Since it is this last point which worries Mr. Warwick let us go into it further. We appreciate that as long as workers are not socialists, this resistance will often be carried on in a disorganised and ineffective way usually involving support for reformist policies and parties. As long as socialist numbers are small (as now) there is little we can do to remedy this save urging workers to recognise the futility of reformism and to become socialists and wage the class struggle in an organised and conscious way.

There is a difference, which we are sure Mr. Warwick can see, between giving support to the general aim of working class resistance to capitalism and giving support to any and every specific method a non-socialist working class might use. We only endorse those methods which we consider to be in the interests of the working class, e.g., some aspects of trade unionism. We oppose those methods which we consider do not measure up to this standard, e.g., reformism.

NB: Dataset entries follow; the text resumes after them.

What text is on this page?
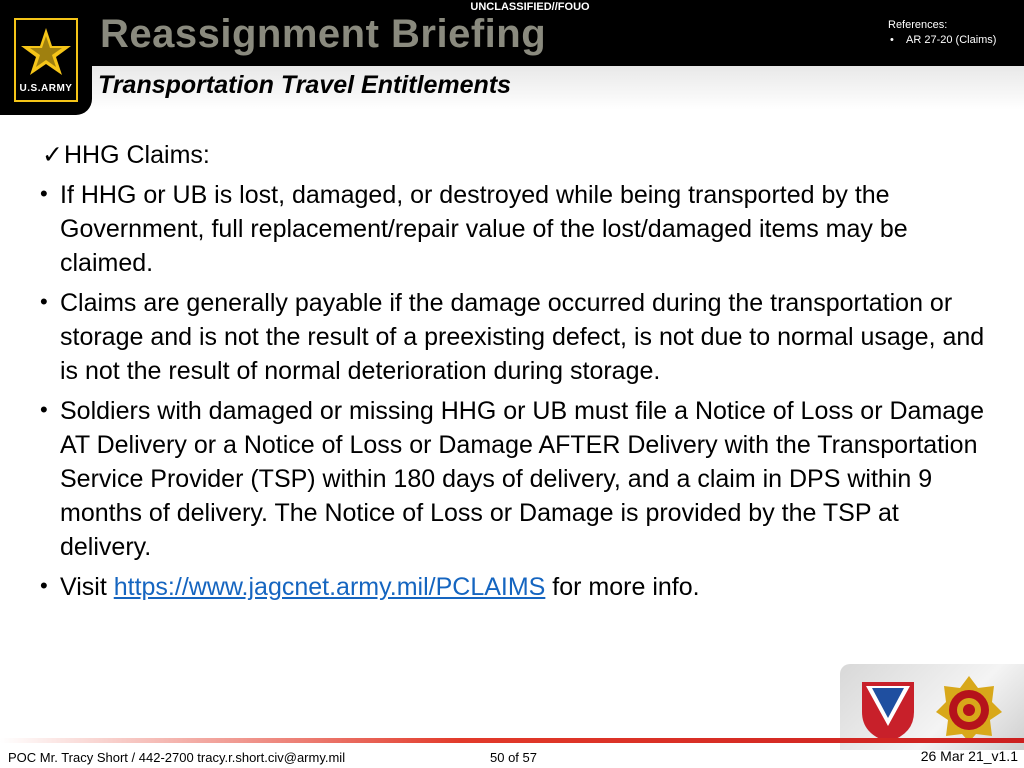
UNCLASSIFIED//FOUO
Reassignment Briefing	References:
• AR 27-20 (Claims)
U.S.ARMY Transportation Travel Entitlements
✓HHG Claims:
• If HHG or UB is lost, damaged, or destroyed while being transported by the Government, full replacement/repair value of the lost/damaged items may be claimed.
• Claims are generally payable if the damage occurred during the transportation or storage and is not the result of a preexisting defect, is not due to normal usage, and is not the result of normal deterioration during storage.
• Soldiers with damaged or missing HHG or UB must file a Notice of Loss or Damage AT Delivery or a Notice of Loss or Damage AFTER Delivery with the Transportation Service Provider (TSP) within 180 days of delivery, and a claim in DPS within 9 months of delivery. The Notice of Loss or Damage is provided by the TSP at delivery.
• Visit https://www.jagcnet.army.mil/PCLAIMS for more info.
POC Mr. Tracy Short / 442-2700 tracy.r.short.civ@army.mil	50 of 57	26 Mar 21_v1.1
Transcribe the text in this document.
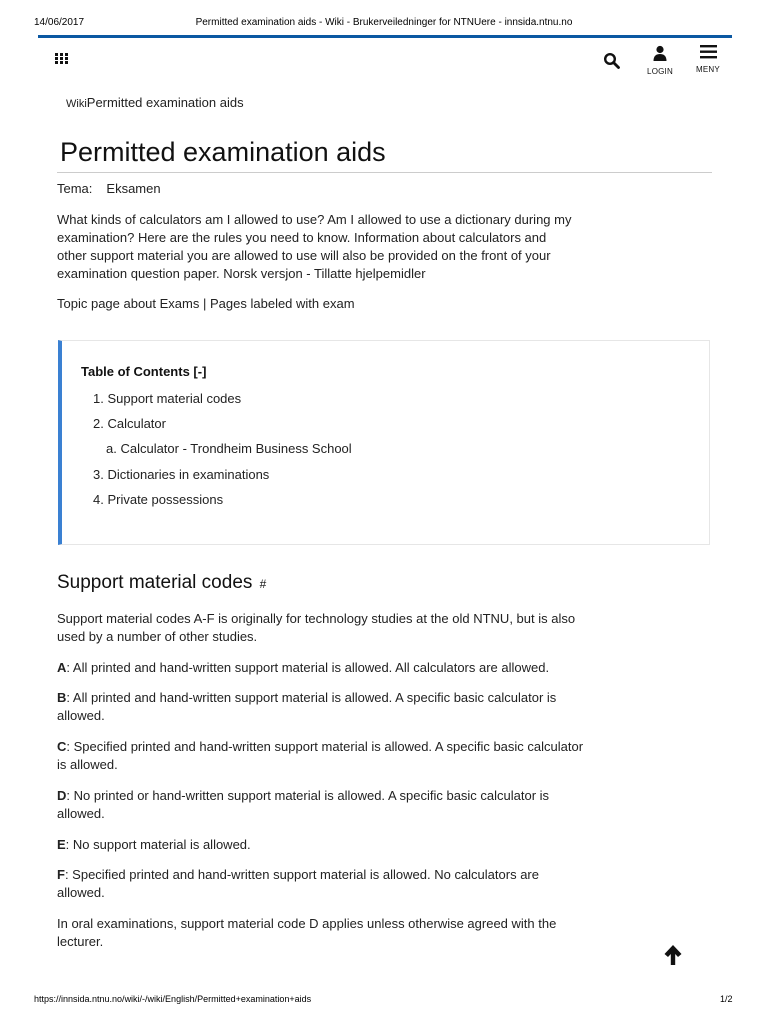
14/06/2017	Permitted examination aids - Wiki - Brukerveiledninger for NTNUere - innsida.ntnu.no
LOGIN	MENY
WikiPermitted examination aids
Permitted examination aids
Tema: Eksamen

What kinds of calculators am I allowed to use? Am I allowed to use a dictionary during my
examination? Here are the rules you need to know. Information about calculators and
other support material you are allowed to use will also be provided on the front of your
examination question paper. Norsk versjon - Tillatte hjelpemidler

Topic page about Exams | Pages labeled with exam
Table of Contents [-]
1. Support material codes
2. Calculator
a. Calculator - Trondheim Business School
3. Dictionaries in examinations
4. Private possessions
Support material codes #

Support material codes A-F is originally for technology studies at the old NTNU, but is also
used by a number of other studies.

A: All printed and hand-written support material is allowed. All calculators are allowed.

B: All printed and hand-written support material is allowed. A specific basic calculator is
allowed.

C: Specified printed and hand-written support material is allowed. A specific basic calculator
is allowed.

D: No printed or hand-written support material is allowed. A specific basic calculator is
allowed.

E: No support material is allowed.

F: Specified printed and hand-written support material is allowed. No calculators are
allowed.

In oral examinations, support material code D applies unless otherwise agreed with the
lecturer.

https://innsida.ntnu.no/wiki/-/wiki/English/Permitted+examination+aids	1/2
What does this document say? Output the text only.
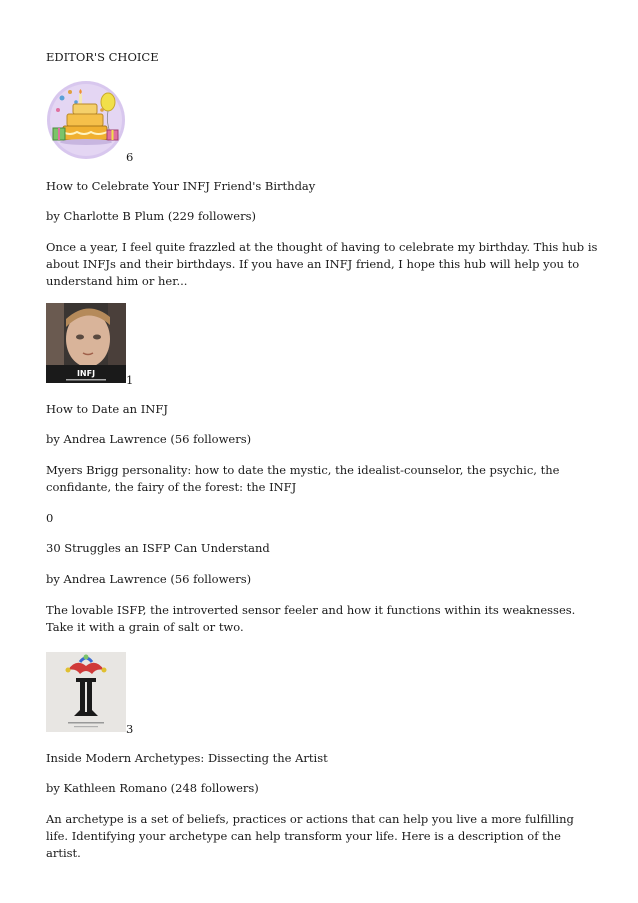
EDITOR'S CHOICE
6
How to Celebrate Your INFJ Friend's Birthday
by Charlotte B Plum (229 followers)
Once a year, I feel quite frazzled at the thought of having to celebrate my birthday. This hub is about INFJs and their birthdays. If you have an INFJ friend, I hope this hub will help you to understand him or her...
INFJ	1
How to Date an INFJ
by Andrea Lawrence (56 followers)
Myers Brigg personality: how to date the mystic, the idealist-counselor, the psychic, the confidante, the fairy of the forest: the INFJ
0
30 Struggles an ISFP Can Understand
by Andrea Lawrence (56 followers)
The lovable ISFP, the introverted sensor feeler and how it functions within its weaknesses. Take it with a grain of salt or two.
3
Inside Modern Archetypes: Dissecting the Artist
by Kathleen Romano (248 followers)
An archetype is a set of beliefs, practices or actions that can help you live a more fulfilling life. Identifying your archetype can help transform your life. Here is a description of the artist.
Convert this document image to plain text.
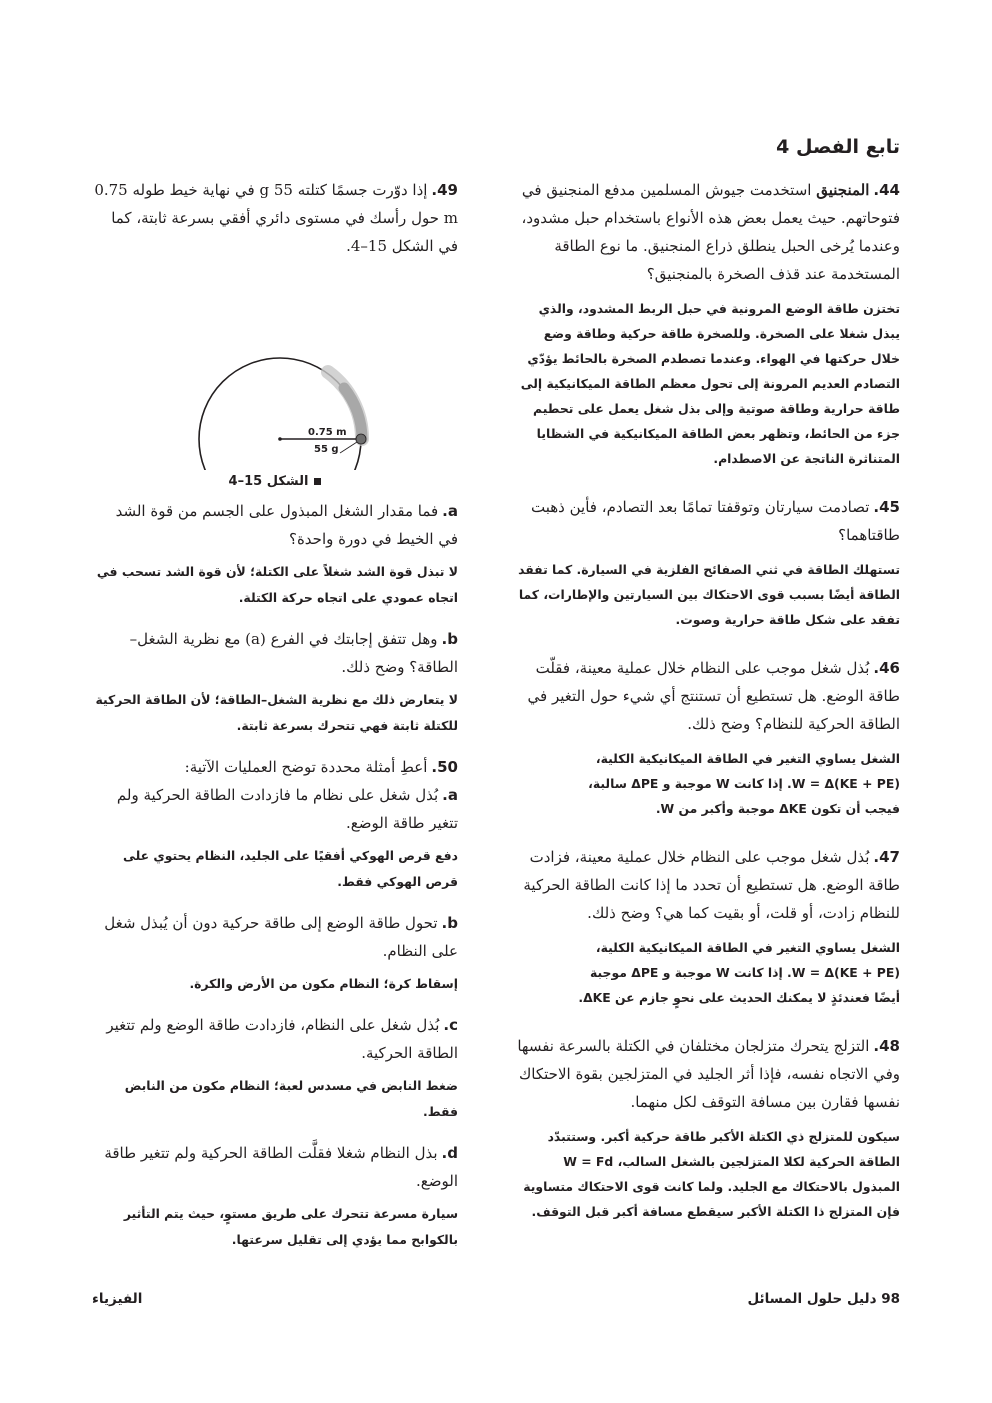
تابع الفصل 4

44.المنجنيق استخدمت جيوش المسلمين مدفع المنجنيق في فتوحاتهم. حيث يعمل بعض هذه الأنواع باستخدام حبل مشدود، وعندما يُرخى الحبل ينطلق ذراع المنجنيق. ما نوع الطاقة المستخدمة عند قذف الصخرة بالمنجنيق؟

تختزن طاقة الوضع المرونية في حبل الربط المشدود، والذي يبذل شغلا على الصخرة. وللصخرة طاقة حركية وطاقة وضع خلال حركتها في الهواء. وعندما تصطدم الصخرة بالحائط يؤدّي التصادم العديم المرونة إلى تحول معظم الطاقة الميكانيكية إلى طاقة حرارية وطاقة صوتية وإلى بذل شغل يعمل على تحطيم جزء من الحائط، وتظهر بعض الطاقة الميكانيكية في الشظايا المتناثرة الناتجة عن الاصطدام.

45.تصادمت سيارتان وتوقفتا تمامًا بعد التصادم، فأين ذهبت طاقتاهما؟

تستهلك الطاقة في ثني الصفائح الفلزية في السيارة. كما تفقد الطاقة أيضًا بسبب قوى الاحتكاك بين السيارتين والإطارات، كما تفقد على شكل طاقة حرارية وصوت.

46.بُذل شغل موجب على النظام خلال عملية معينة، فقلّت طاقة الوضع. هل تستطيع أن تستنتج أي شيء حول التغير في الطاقة الحركية للنظام؟ وضح ذلك.

الشغل يساوي التغير في الطاقة الميكانيكية الكلية،
W = Δ(KE + PE). إذا كانت W موجبة و ΔPE سالبة،
فيجب أن تكون ΔKE موجبة وأكبر من W.

47.بُذل شغل موجب على النظام خلال عملية معينة، فزادت طاقة الوضع. هل تستطيع أن تحدد ما إذا كانت الطاقة الحركية للنظام زادت، أو قلت، أو بقيت كما هي؟ وضح ذلك.

الشغل يساوي التغير في الطاقة الميكانيكية الكلية،
W = Δ(KE + PE). إذا كانت W موجبة و ΔPE موجبة
أيضًا فعندئذٍ لا يمكنك الحديث على نحوٍ جازم عن ΔKE.

48.التزلج يتحرك متزلجان مختلفان في الكتلة بالسرعة نفسها وفي الاتجاه نفسه، فإذا أثر الجليد في المتزلجين بقوة الاحتكاك نفسها فقارن بين مسافة التوقف لكل منهما.

سيكون للمتزلج ذي الكتلة الأكبر طاقة حركية أكبر. وستتبدّد الطاقة الحركية لكلا المتزلجين بالشغل السالب، W = Fd المبذول بالاحتكاك مع الجليد. ولما كانت قوى الاحتكاك متساوية فإن المتزلج ذا الكتلة الأكبر سيقطع مسافة أكبر قبل التوقف.

49.إذا دوّرت جسمًا كتلته 55 g في نهاية خيط طوله 0.75 m حول رأسك في مستوى دائري أفقي بسرعة ثابتة، كما في الشكل 15–4.

0.75 m
55 g
الشكل 15–4

a.فما مقدار الشغل المبذول على الجسم من قوة الشد في الخيط في دورة واحدة؟

لا تبذل قوة الشد شغلاً على الكتلة؛ لأن قوة الشد تسحب في اتجاه عمودي على اتجاه حركة الكتلة.

b.وهل تتفق إجابتك في الفرع (a) مع نظرية الشغل–الطاقة؟ وضح ذلك.

لا يتعارض ذلك مع نظرية الشغل–الطاقة؛ لأن الطاقة الحركية للكتلة ثابتة فهي تتحرك بسرعة ثابتة.

50.أعطِ أمثلة محددة توضح العمليات الآتية:

a.بُذل شغل على نظام ما فازدادت الطاقة الحركية ولم تتغير طاقة الوضع.

دفع قرص الهوكي أفقيًا على الجليد، النظام يحتوي على قرص الهوكي فقط.

b.تحول طاقة الوضع إلى طاقة حركية دون أن يُبذل شغل على النظام.

إسقاط كرة؛ النظام مكون من الأرض والكرة.

c.بُذل شغل على النظام، فازدادت طاقة الوضع ولم تتغير الطاقة الحركية.

ضغط النابض في مسدس لعبة؛ النظام مكون من النابض فقط.

d.بذل النظام شغلا فقلَّت الطاقة الحركية ولم تتغير طاقة الوضع.

سيارة مسرعة تتحرك على طريق مستوٍ، حيث يتم التأثير بالكوابح مما يؤدي إلى تقليل سرعتها.

98 دليل حلول المسائل
الفيزياء
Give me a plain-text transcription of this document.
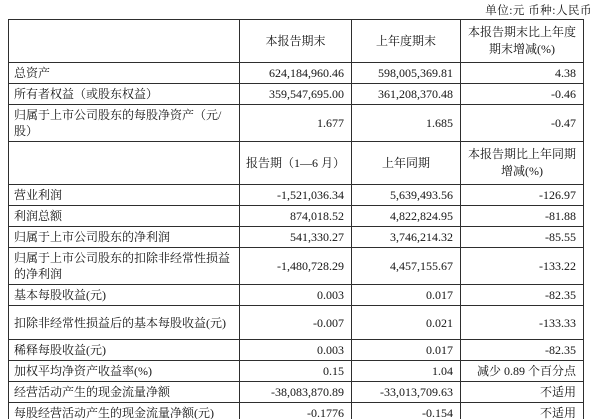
单位:元 币种:人民币
	本报告期末	上年度期末	本报告期末比上年度期末增减(%)
总资产	624,184,960.46	598,005,369.81	4.38
所有者权益（或股东权益）	359,547,695.00	361,208,370.48	-0.46
归属于上市公司股东的每股净资产（元/股）	1.677	1.685	-0.47
	报告期（1—6 月）	上年同期	本报告期比上年同期增减(%)
营业利润	-1,521,036.34	5,639,493.56	-126.97
利润总额	874,018.52	4,822,824.95	-81.88
归属于上市公司股东的净利润	541,330.27	3,746,214.32	-85.55
归属于上市公司股东的扣除非经常性损益的净利润	-1,480,728.29	4,457,155.67	-133.22
基本每股收益(元)	0.003	0.017	-82.35
扣除非经常性损益后的基本每股收益(元)	-0.007	0.021	-133.33
稀释每股收益(元)	0.003	0.017	-82.35
加权平均净资产收益率(%)	0.15	1.04	减少 0.89 个百分点
经营活动产生的现金流量净额	-38,083,870.89	-33,013,709.63	不适用
每股经营活动产生的现金流量净额(元)	-0.1776	-0.154	不适用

Now, where does squatting come in? Obviously we should have made it more clear what we meant by ’’squatting” when we said it was the kind of action a worker could take to improve his housing conditions under capitalism.

Originally the word meant to occupy land without title and has come to refer also to occupying empty houses. When we referred to ’’squatting” in the April Socialist Standard and in our July reply to Mr. Warwick we meant the simple act of a homeless family moving into an empty house, i.e., the act of an individual, family trying to get better housing. We are not opposed to, and will not criticise, workers for doing this. We did emphasise also that this was not the way to solve or even palliate the working class housing problem.

However, it is true that ’’squatting” also has a broader meaning: the sort of policy outlined by Mr. Otter with the aim, as Mr. Warwick says, of ’’persuading local authorities to change their housing policy”. This we are opposed to and to organisations like the “East London Squatters” whose reformist policy Mr. Otter was outlining.

Mr. Warwick is obviously unaware that SPGB members are in tenants associations, student unions, parent-teacher groups as well as in trade unions. This is not part of their Party activity but part of their activity as workers, who are tenants or students or parents and who are trying to resist capitalist pressure. This has long been our attitude. We refer Mr. Warwick to the Socialist Standard of January 1932 where a correspondent was told that “members of the SPGB are permitted to belong to certain of the organisations of the unemployed”. The emphasis was put on certain because some of these and other organisations are merely fronts for reformist groups. We would say this is true for the various so-called Squatters campaigns which serve the ulterior motives of assorted anarchist and trotskyist groups. Obviously an SPGB member could not join an organisation of this type.

Our policy on trade unions has been worked out in the light of modern industrial and political conditions. While we recognise that the socialist movement owes a great debt to Marx who first put its theory onto a scientific basis, we have registered our disagreement with the attitude he took up on a number of points (war, nationalism and even reforms).

Finally, we only drew a parallel between squatting and stealing to show that we were not worried that squatting was illegal. The law only exists to protect private property and who are we to respect it?